Com base nesta evidência e noutras considerações, o grupo de especialistas da OMS concluiu que a falta de evidência para sugerir que a utilização de edulcorantes é benéfica para a redução sustentada do peso corporal ou outros indicadores de massa gorda corporal a longo prazo, em conjunto com potenciais efeitos indesejáveis a longo prazo, nomeadamente aumento do risco de doenças cardiovasculares e mortalidade, ultrapassa qualquer benefício a curto prazo para a saúde resultante de pequenas reduções no peso corporal e IMC observada nos RCTs. Neste sentido, e devido à ausência de certeza no que respeita ao rácio efeitos desejáveis/indesejáveis associados à utilização de edulcorantes a longo prazo, não excluindo a possibilidade de causalidade reversa nalgumas das associações observadas entre a utilização de edulcorantes a longo prazo e o risco de doença nos EOPs, os especialistas adotaram uma abordagem conservativa, levando a uma recomendação condicional: A OMS sugere que os edulcorantes não devem ser utilizados como meio para atingir a perda e manutenção do peso ou para reduzir o risco de doenças não transmissíveis.

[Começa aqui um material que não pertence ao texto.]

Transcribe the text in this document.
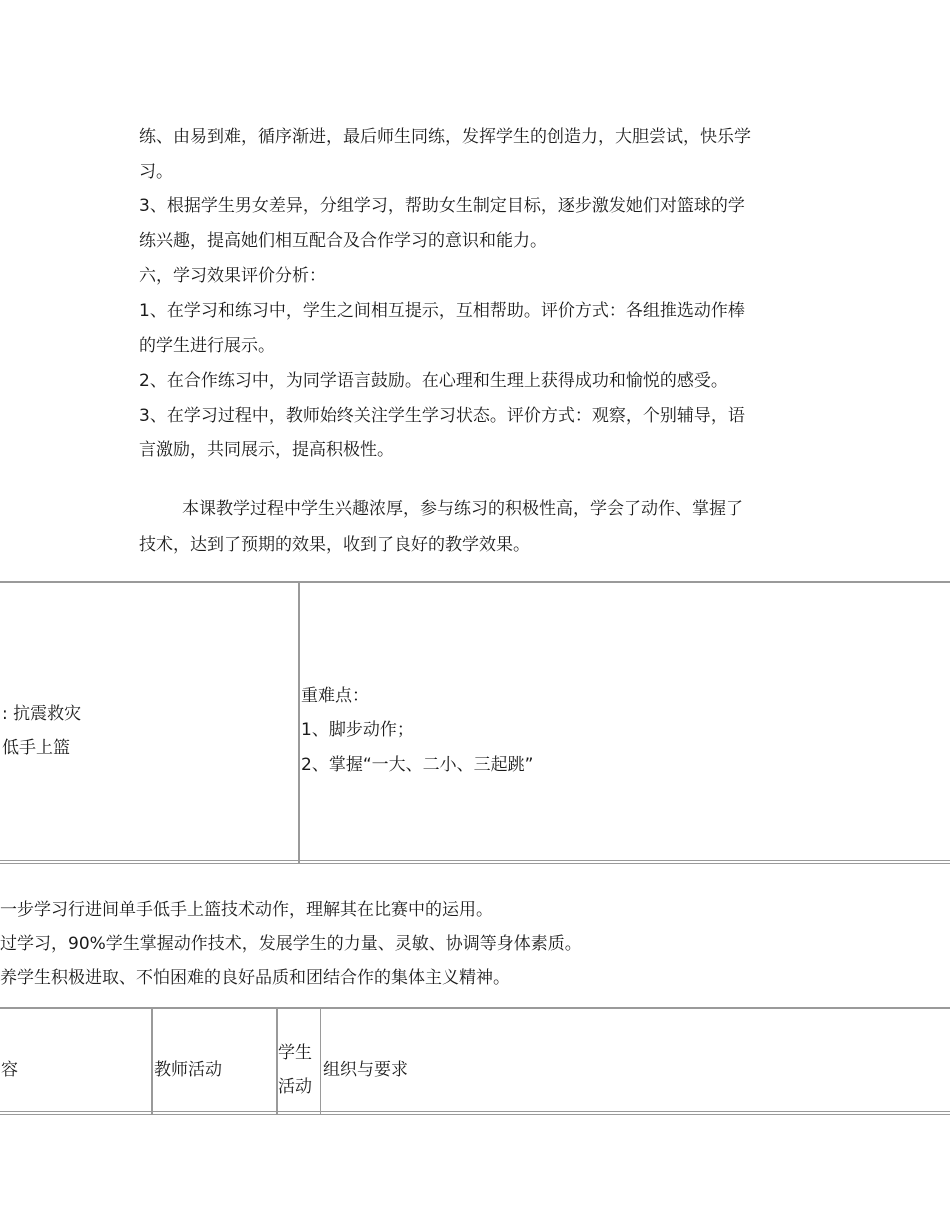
练、由易到难，循序渐进，最后师生同练，发挥学生的创造力，大胆尝试，快乐学
习。
3、根据学生男女差异，分组学习，帮助女生制定目标，逐步激发她们对篮球的学
练兴趣，提高她们相互配合及合作学习的意识和能力。
六，学习效果评价分析：
1、在学习和练习中，学生之间相互提示，互相帮助。评价方式：各组推选动作棒
的学生进行展示。
2、在合作练习中，为同学语言鼓励。在心理和生理上获得成功和愉悦的感受。
3、在学习过程中，教师始终关注学生学习状态。评价方式：观察，个别辅导，语
言激励，共同展示，提高积极性。
本课教学过程中学生兴趣浓厚，参与练习的积极性高，学会了动作、掌握了
技术，达到了预期的效果，收到了良好的教学效果。
: 抗震救灾
低手上篮
重难点：
1、脚步动作；
2、掌握“一大、二小、三起跳”
一步学习行进间单手低手上篮技术动作，理解其在比赛中的运用。
过学习，90%学生掌握动作技术，发展学生的力量、灵敏、协调等身体素质。
养学生积极进取、不怕困难的良好品质和团结合作的集体主义精神。
容	教师活动
学生
活动
组织与要求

Transpondo isto para a prática clínica, sabemos que a perda e manutenção do peso perdido a longo prazo e a gestão da obesidade ou outras doenças crónicas vai muito para além da utilização ou não de edulcorantes. Será todo um conjunto de comportamentos e outros fatores (p.ex., contextuais) que irá ditar ou não o sucesso. E sabemos também que não existe uma abordagem ideal que sirva da mesma forma para todos os indivíduos, pelo que para uns a estratégia de substituir alimentos/bebidas açucarados por alimentos/bebidas edulcorados pode ser útil e para outros nem tanto. Neste sentido, a mensagem global será que se privilegie o consumo de água e de alimentos naturalmente doces (p.ex. fruta), mas que, no âmbito de uma alimentação hipocalórica saudável, a escolha de alimentos com edulcorantes adicionados em detrimento de alimentos com açúcares adicionados pode ser uma opção viável no sentido de poupar a ingestão de açúcar e calorias quando apetece algo “doce”.